Le poète de Gauvain déploie non seulement son génie en sublimant le genre du roman courtois, mais il innove également en employant à la fois des vers allitérés, qui reposent sur un principe de répétition de consonnes sur des syllabes accentuées, et des vers rimés, qui viennent clore par groupes de cinq chaque strophe, donnant par là même une structure singulière au poème, dont il est le seul modèle parvenu jusqu’à nous. Pour reprendre les termes d’Ad Putter et Myra Stokes, dans The Works of the Gawain Poet :
 

« De même, les vers allitérés qui constituent l’essentiel du roman présentent des variations par rapport aux schémas attendus, détournés avec bonheur. »

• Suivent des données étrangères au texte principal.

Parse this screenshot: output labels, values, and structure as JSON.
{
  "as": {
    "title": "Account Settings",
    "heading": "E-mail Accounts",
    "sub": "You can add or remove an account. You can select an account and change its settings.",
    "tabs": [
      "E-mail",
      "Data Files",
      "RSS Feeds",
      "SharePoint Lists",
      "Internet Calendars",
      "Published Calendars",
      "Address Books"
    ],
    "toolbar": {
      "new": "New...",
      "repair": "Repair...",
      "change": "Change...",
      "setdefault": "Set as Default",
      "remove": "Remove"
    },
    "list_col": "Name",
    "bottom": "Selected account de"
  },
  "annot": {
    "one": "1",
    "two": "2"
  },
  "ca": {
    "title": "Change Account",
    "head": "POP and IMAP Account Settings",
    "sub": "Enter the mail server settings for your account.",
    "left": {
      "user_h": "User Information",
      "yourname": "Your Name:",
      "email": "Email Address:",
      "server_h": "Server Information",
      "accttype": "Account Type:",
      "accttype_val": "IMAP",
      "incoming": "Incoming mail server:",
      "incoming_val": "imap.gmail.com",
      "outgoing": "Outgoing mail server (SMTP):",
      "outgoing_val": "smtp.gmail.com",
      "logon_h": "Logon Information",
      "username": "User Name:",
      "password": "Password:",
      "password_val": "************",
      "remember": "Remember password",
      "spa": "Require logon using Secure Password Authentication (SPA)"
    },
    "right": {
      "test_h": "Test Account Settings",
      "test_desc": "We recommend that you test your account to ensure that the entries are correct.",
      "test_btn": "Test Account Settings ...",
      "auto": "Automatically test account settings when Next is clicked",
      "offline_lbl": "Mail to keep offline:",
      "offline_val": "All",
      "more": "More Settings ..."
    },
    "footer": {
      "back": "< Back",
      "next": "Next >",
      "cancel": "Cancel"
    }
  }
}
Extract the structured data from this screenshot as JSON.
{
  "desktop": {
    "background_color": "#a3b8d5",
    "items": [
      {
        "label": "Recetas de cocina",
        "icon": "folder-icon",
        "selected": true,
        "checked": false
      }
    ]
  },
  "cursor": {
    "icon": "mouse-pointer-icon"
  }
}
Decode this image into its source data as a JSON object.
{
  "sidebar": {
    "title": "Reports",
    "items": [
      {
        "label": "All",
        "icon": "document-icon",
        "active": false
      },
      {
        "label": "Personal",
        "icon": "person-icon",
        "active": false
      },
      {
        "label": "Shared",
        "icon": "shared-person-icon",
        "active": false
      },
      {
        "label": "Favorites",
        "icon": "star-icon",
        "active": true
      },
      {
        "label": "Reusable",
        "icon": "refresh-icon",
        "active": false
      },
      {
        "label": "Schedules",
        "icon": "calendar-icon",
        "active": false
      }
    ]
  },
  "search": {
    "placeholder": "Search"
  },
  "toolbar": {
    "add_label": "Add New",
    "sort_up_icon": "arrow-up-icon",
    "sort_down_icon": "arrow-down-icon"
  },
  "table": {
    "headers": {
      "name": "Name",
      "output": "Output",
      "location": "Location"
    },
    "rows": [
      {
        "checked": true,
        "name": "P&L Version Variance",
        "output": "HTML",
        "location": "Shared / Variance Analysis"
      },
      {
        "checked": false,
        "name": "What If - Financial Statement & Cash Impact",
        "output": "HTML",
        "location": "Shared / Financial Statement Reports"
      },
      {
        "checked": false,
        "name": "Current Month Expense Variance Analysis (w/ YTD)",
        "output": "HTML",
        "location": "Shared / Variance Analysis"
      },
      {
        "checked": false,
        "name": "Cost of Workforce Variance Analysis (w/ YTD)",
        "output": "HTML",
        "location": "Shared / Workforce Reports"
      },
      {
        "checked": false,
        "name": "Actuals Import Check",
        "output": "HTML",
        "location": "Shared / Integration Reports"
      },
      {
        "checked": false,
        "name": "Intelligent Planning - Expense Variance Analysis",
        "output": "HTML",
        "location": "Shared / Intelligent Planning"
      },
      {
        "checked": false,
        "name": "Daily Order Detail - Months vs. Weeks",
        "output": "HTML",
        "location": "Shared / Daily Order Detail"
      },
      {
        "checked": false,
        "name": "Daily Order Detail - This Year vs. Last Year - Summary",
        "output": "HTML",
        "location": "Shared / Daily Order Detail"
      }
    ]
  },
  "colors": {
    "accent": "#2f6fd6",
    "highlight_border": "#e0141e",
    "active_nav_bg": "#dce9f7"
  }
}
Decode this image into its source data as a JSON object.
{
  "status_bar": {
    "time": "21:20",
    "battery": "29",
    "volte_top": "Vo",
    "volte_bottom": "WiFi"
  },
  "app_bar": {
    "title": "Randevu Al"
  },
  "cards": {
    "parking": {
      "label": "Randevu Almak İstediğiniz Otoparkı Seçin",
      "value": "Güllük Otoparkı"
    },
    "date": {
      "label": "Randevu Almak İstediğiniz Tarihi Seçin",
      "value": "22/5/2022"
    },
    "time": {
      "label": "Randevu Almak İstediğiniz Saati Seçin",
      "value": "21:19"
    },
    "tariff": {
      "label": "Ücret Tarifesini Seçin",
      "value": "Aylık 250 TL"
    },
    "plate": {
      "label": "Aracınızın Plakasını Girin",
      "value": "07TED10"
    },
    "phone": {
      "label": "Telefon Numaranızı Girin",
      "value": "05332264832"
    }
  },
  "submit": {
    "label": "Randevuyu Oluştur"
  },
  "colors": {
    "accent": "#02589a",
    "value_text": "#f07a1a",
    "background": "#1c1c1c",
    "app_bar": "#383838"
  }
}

Qui plus est, ce maître de l’art poétique de la fin du XIVe siècle se livre à la production de ce que l’on appelle aujourd’hui de la métafiction : alors qu’il décrit un Gauvain dans sa prime jeunesse, il convoque par l’intermédiaire d’une avenante châtelaine la littérature chevaleresque dont Gauvain est le protagoniste, et qui est souvent peu flatteuse à son égard, faisant de lui un galant plutôt libertin : elle cherche à le convaincre de lui apprendre les délices de l’amour courtois, dont elle a une vision bien prosaïque, sensuelle. Le poète oppose ainsi le véritable raffinement de la courtoisie, des bonnes manières et de l’art d’aimer, à ce qui pourrait être son prolongement voire son travestissement littéraire, son interprétation purement physique. Il se rapproche également de la modernité par un geste final d’ouverture, laissant de toute apparence le lecteur (ou auditeur) décider par lui-même si la quête de Gauvain est un succès ou un échec, pour lui et pour la cour d’Arthur.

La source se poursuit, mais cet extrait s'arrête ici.